Olivier Petit expose ainsi les raisons pour lesquelles il serait à la fois plus démocratique et plus raisonnable de permettre l’organisation d’initiatives populaires décisionnelles : il souligne, ce faisant, la nécessité de remettre en question le « dogmatisme représentatif » propre au système institutionnel belge.
Dans « Partager le pouvoir du parlement : un modèle pour la démocratie belge ? », Anne-Sophie Bouvy, Vincent Jacquet, Olivier Malay, Raphaël Rousseau, Pierre-Etienne Vandamme et Sixtine van Outryve d’Ydewalle analysent la consultation populaire et le panel citoyen récemment mis en place à Louvain-la-Neuve pour consulter les habitants et les usagers de la ville à propos de l’extension du centre commercial de l’Esplanade. Les auteurs montrent qu’il n’existe pas de relation naturelle entre la délibération et la participation. Ils montrent également que la construction d’une telle relation est déterminante pour rénover le fonctionnement de nos démocraties. À leurs yeux, l’avenir de la démocratie participative passe par la création de dispositifs hybrides reposant à la fois sur des techniques référendaires et sur des processus de consultation, sur l’initiative des citoyens et sur une réforme institutionnelle, voire constitutionnelle, des mécanismes de la représentation.
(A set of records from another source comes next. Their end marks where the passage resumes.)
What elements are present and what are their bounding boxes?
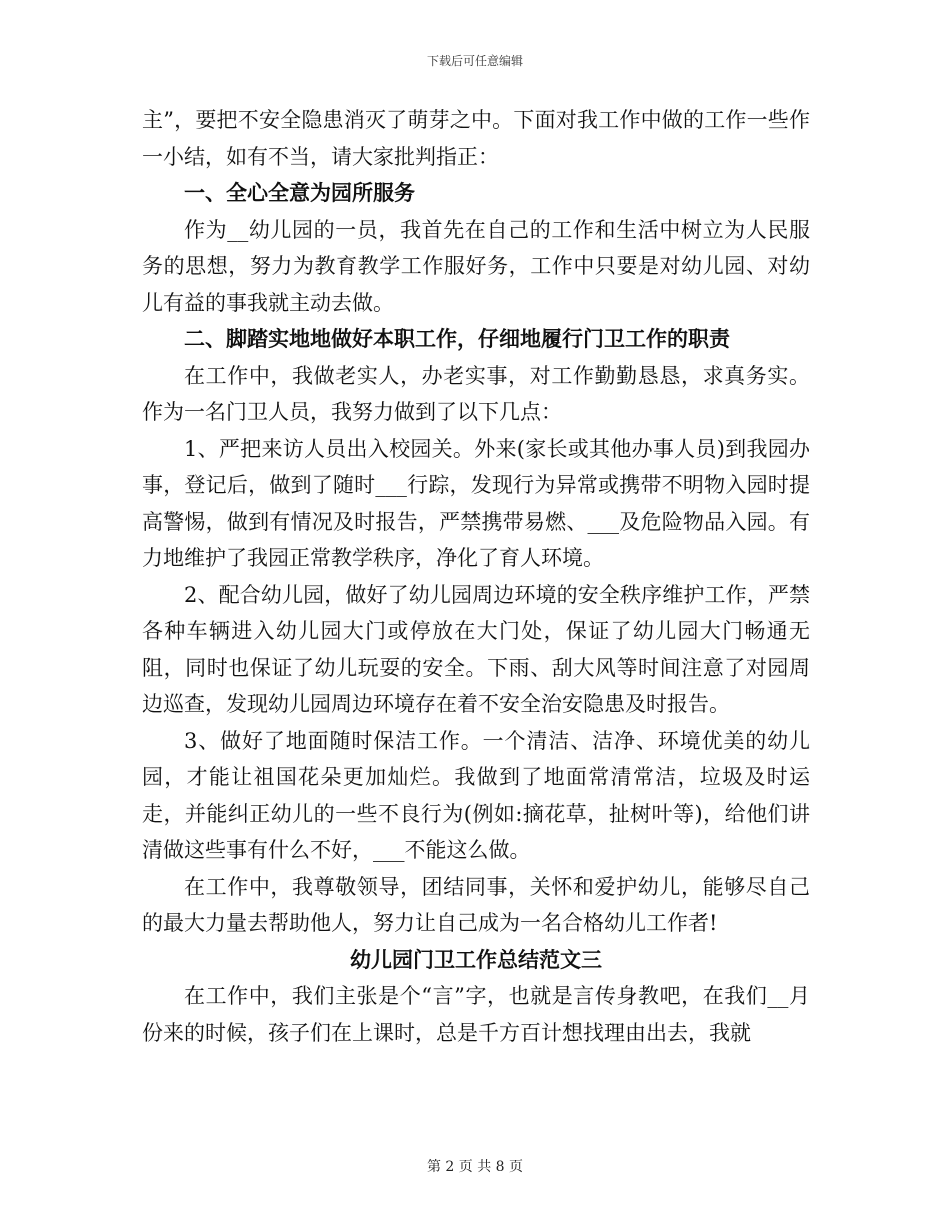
paragraph-7: 在工作中，我们主张是个“言”字，也就是言传身教吧，在我们__月份来的时候，孩子们在上课时，总是千方百计想找理由出去，我就: [142, 984, 810, 1045]
paragraph-intro: 主”，要把不安全隐患消灭了萌芽之中。下面对我工作中做的工作一些作一小结，如有不当，请大家批判指正：: [142, 108, 810, 169]
section-heading-1: 一、全心全意为园所服务: [184, 180, 415, 205]
page-footer: 第 2 页 共 8 页: [426, 1159, 524, 1175]
article-title: 幼儿园门卫工作总结范文三: [350, 946, 602, 972]
document-body: [142, 102, 810, 1051]
section-heading-2: 二、脚踏实地地做好本职工作，仔细地履行门卫工作的职责: [184, 326, 730, 351]
paragraph-3: 1、严把来访人员出入校园关。外来(家长或其他办事人员)到我园办事，登记后，做到了随时___行踪，发现行为异常或携带不明物入园时提高警惕，做到有情况及时报告，严禁携带易燃、___及危险物品入园。有力地维护了我园正常教学秩序，净化了育人环境。: [142, 436, 810, 570]
paragraph-5: 3、做好了地面随时保洁工作。一个清洁、洁净、环境优美的幼儿园，才能让祖国花朵更加灿烂。我做到了地面常清常洁，垃圾及时运走，并能纠正幼儿的一些不良行为(例如:摘花草，扯树叶等)，给他们讲清做这些事有什么不好，___不能这么做。: [142, 728, 810, 862]
paragraph-2: 在工作中，我做老实人，办老实事，对工作勤勤恳恳，求真务实。作为一名门卫人员，我努力做到了以下几点：: [142, 363, 810, 424]
page-header: 下载后可任意编辑: [426, 54, 523, 68]
paragraph-1: 作为__幼儿园的一员，我首先在自己的工作和生活中树立为人民服务的思想，努力为教育教学工作服好务，工作中只要是对幼儿园、对幼儿有益的事我就主动去做。: [142, 217, 810, 315]
paragraph-4: 2、配合幼儿园，做好了幼儿园周边环境的安全秩序维护工作，严禁各种车辆进入幼儿园大门或停放在大门处，保证了幼儿园大门畅通无阻，同时也保证了幼儿玩耍的安全。下雨、刮大风等时间注意了对园周边巡查，发现幼儿园周边环境存在着不安全治安隐患及时报告。: [142, 582, 810, 716]
paragraph-6: 在工作中，我尊敬领导，团结同事，关怀和爱护幼儿，能够尽自己的最大力量去帮助他人，努力让自己成为一名合格幼儿工作者!: [142, 874, 810, 935]
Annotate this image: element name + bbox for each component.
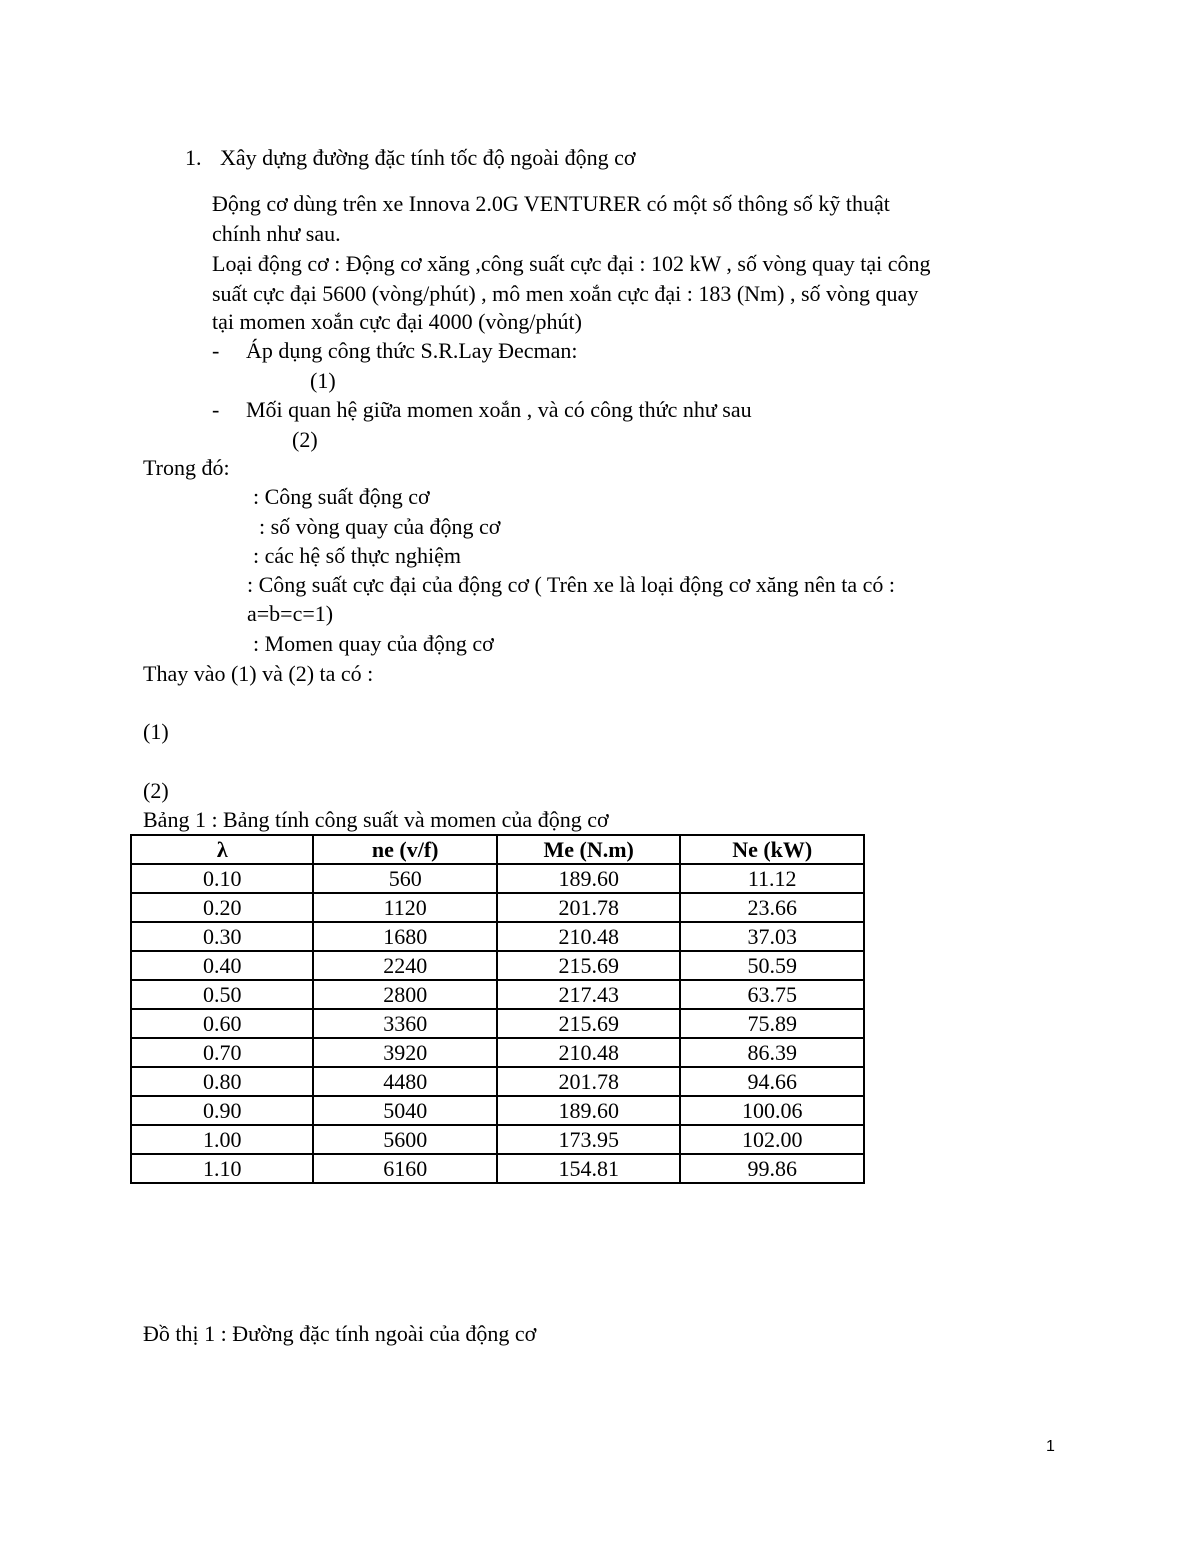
equation-number: (2) [143,778,169,803]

Enfin, Pierre-Etienne Vandamme envisage une alternative au référendum ou aux mécanismes de tirage au sort : le vote justifié « qui consiste en un bulletin sur lequel sont proposées plusieurs justifications publiques pour le choix à effectuer », que cela porte sur un candidat particulier ou sur une option politique. La création d’un vote justifié tirerait selon lui le meilleur parti des vertus respectives de la démocratie représentative, de la démocratie participative et de la démocratie délibérative. Elle contribuerait à tout le moins à stimuler le débat public et à en clarifier les termes.
- D. Van Reybrouck, Contre les élections, Arles, Actes Sud, 2014.
- J. Schumpeter, Capitalisme, socialisme et démocratie, 1942, chapitre 21.
- N. Urbinati, Representative Democracy : Principles and Genealogy, Chicago, University of Chicago Press, 2006.
- J. Cohen, « An Epistemic Conception of Democracy », Ethics, n° 97, 1986, p. 26 – 38 ; J. Cohen, « Procedure and Substance in Deliberative Democracy », dans S. Benhabib (ed.), Democracy and Difference : Contesting the boundaries of the Political, Princeton, Princeton University Press, 1996, p. 95 – 119 ; J. Elster, « The market and the Forum : Three varieties of political theory », dans J. Elster, A. HyllandD (ed.), Foundations of Social Choice Theory, Cambridge, Cambridge University Press, 1986 ; J. Elster, « Argumenter et négocier dans deux assemblées constituantes », Revue française de Science politique, 44, n° 2, avril 1994, p. 187 – 257 ; J. Habermas, Droit et démocratie. Entre faits et normes, Paris, Gallimard, 1997 (1992).
- B. Manin, « Volonté générale ou délibération. Esquisse d’une théorie de la délibération politique », Le débat, vol. 33, 1985, p. 83.